Docteur Andrei RADTCHENKO
SCHIZOPHRENIE
Folates et vitamine B12 contre symptômes négatifs dans la schizophrénie Publié le 27/03/2013
On sait que des traitements plus efficaces sont recherchés pour mieux traiter les symptômes négatifs de la schizophrénie, souvent très invalidants, et contre lesquels on reste relativement désarmé. Comme ces symptômes négatifs ont déjà été associés à une réduction des niveaux de folates sanguins, en particulier pour les patients chez lesquels les gènes régulant le métabolisme des folates présentent un fonctionnement génétiquement déficient, ces constats suggèrent l’utilité éventuelle d’un apport thérapeutique en acide folique.
Réalisée aux États-Unis sur 140 patients de 18 à 68 ans (stabilisés mais conservant encore des symptômes négatifs malgré leur traitement neuroleptique), une étude randomisée a évalué l’intérêt de l’apport par voie orale d’acide folique (à la posologie de 2 mg/jour) et de vitamine B12 (400 μg/jour) dans la réduction des symptômes négatifs de la schizophrénie.

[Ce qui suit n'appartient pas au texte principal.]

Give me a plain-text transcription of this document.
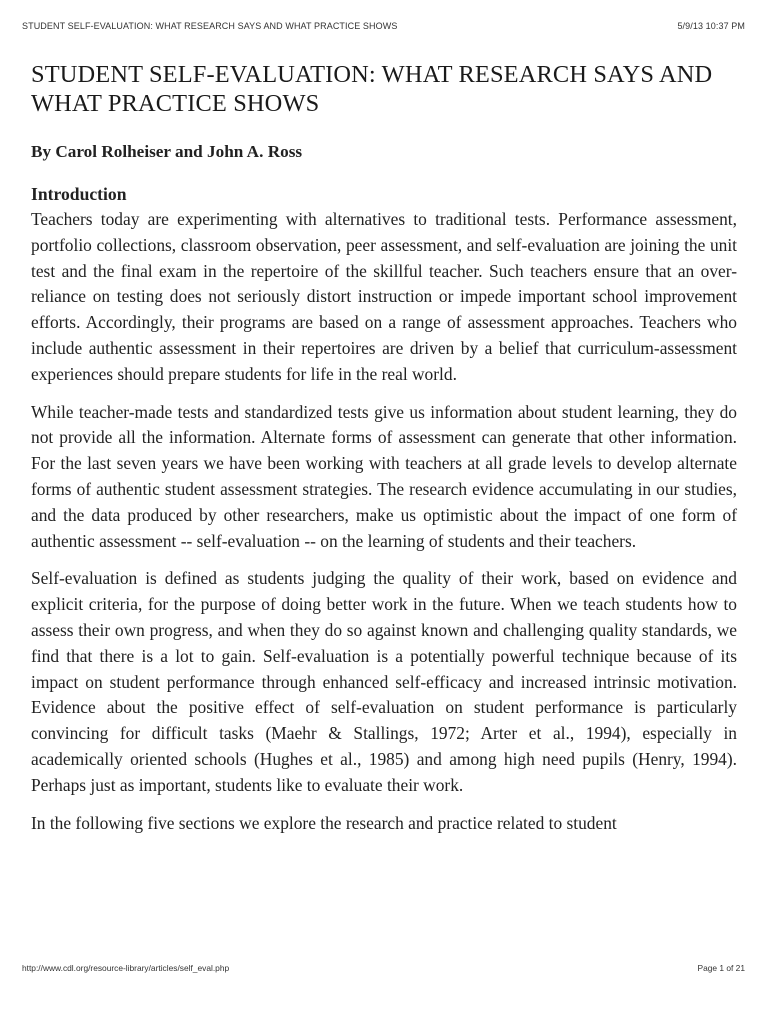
STUDENT SELF-EVALUATION: WHAT RESEARCH SAYS AND WHAT PRACTICE SHOWS	5/9/13 10:37 PM
STUDENT SELF-EVALUATION: WHAT RESEARCH SAYS AND WHAT PRACTICE SHOWS

By Carol Rolheiser and John A. Ross

Introduction

Teachers today are experimenting with alternatives to traditional tests. Performance assessment, portfolio collections, classroom observation, peer assessment, and self-evaluation are joining the unit test and the final exam in the repertoire of the skillful teacher. Such teachers ensure that an over-reliance on testing does not seriously distort instruction or impede important school improvement efforts. Accordingly, their programs are based on a range of assessment approaches. Teachers who include authentic assessment in their repertoires are driven by a belief that curriculum-assessment experiences should prepare students for life in the real world.

While teacher-made tests and standardized tests give us information about student learning, they do not provide all the information. Alternate forms of assessment can generate that other information. For the last seven years we have been working with teachers at all grade levels to develop alternate forms of authentic student assessment strategies. The research evidence accumulating in our studies, and the data produced by other researchers, make us optimistic about the impact of one form of authentic assessment -- self-evaluation -- on the learning of students and their teachers.

Self-evaluation is defined as students judging the quality of their work, based on evidence and explicit criteria, for the purpose of doing better work in the future. When we teach students how to assess their own progress, and when they do so against known and challenging quality standards, we find that there is a lot to gain. Self-evaluation is a potentially powerful technique because of its impact on student performance through enhanced self-efficacy and increased intrinsic motivation. Evidence about the positive effect of self-evaluation on student performance is particularly convincing for difficult tasks (Maehr & Stallings, 1972; Arter et al., 1994), especially in academically oriented schools (Hughes et al., 1985) and among high need pupils (Henry, 1994). Perhaps just as important, students like to evaluate their work.

In the following five sections we explore the research and practice related to student

http://www.cdl.org/resource-library/articles/self_eval.php	Page 1 of 21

Avec ce traitement administré pendant seize semaines, les auteurs remarquent effectivement, comme ils l’espéraient, une «
amélioration significative des symptômes négatifs
» de la schizophrénie, comparativement au groupe de patients sous placebo, quand le génotype concernant l’absorption des folates est pris en considération, mais non lorsqu’on n’en tient pas compte : une interaction est ainsi observée (p = 0,02) entre une certaine variante du gène FOLH1 [1] (rs202676) et l’efficacité du traitement où «
seuls les patients homozygotes pour l’allèle 484 T tirent un bénéfice significativement plus élevé
» avec ce traitement.
Une precription de folates et de vitamine B12 peut donc contribuer à réduire les symptômes négatifs de la schizophrénie, mais cette réponse au traitement est influencée, précisent les auteurs, «
par la variation génétique de l’absorption des folates
», ce qui incite désormais à tenir compte d’une « approche personnalisée » (dimension pharmacogénétique) dans le traitement des symptômes négatifs de la schizophrénie.
[1]
Dr Alain Cohen
Roffman JL et coll.: Randomized multicenter investigation of folate plus vitamin B12 supplementation in schizophrenia. JAMA Psychiatry. 2013., 6 : 1-9. doi: 10.1001/jamapsychiatry.2013.900.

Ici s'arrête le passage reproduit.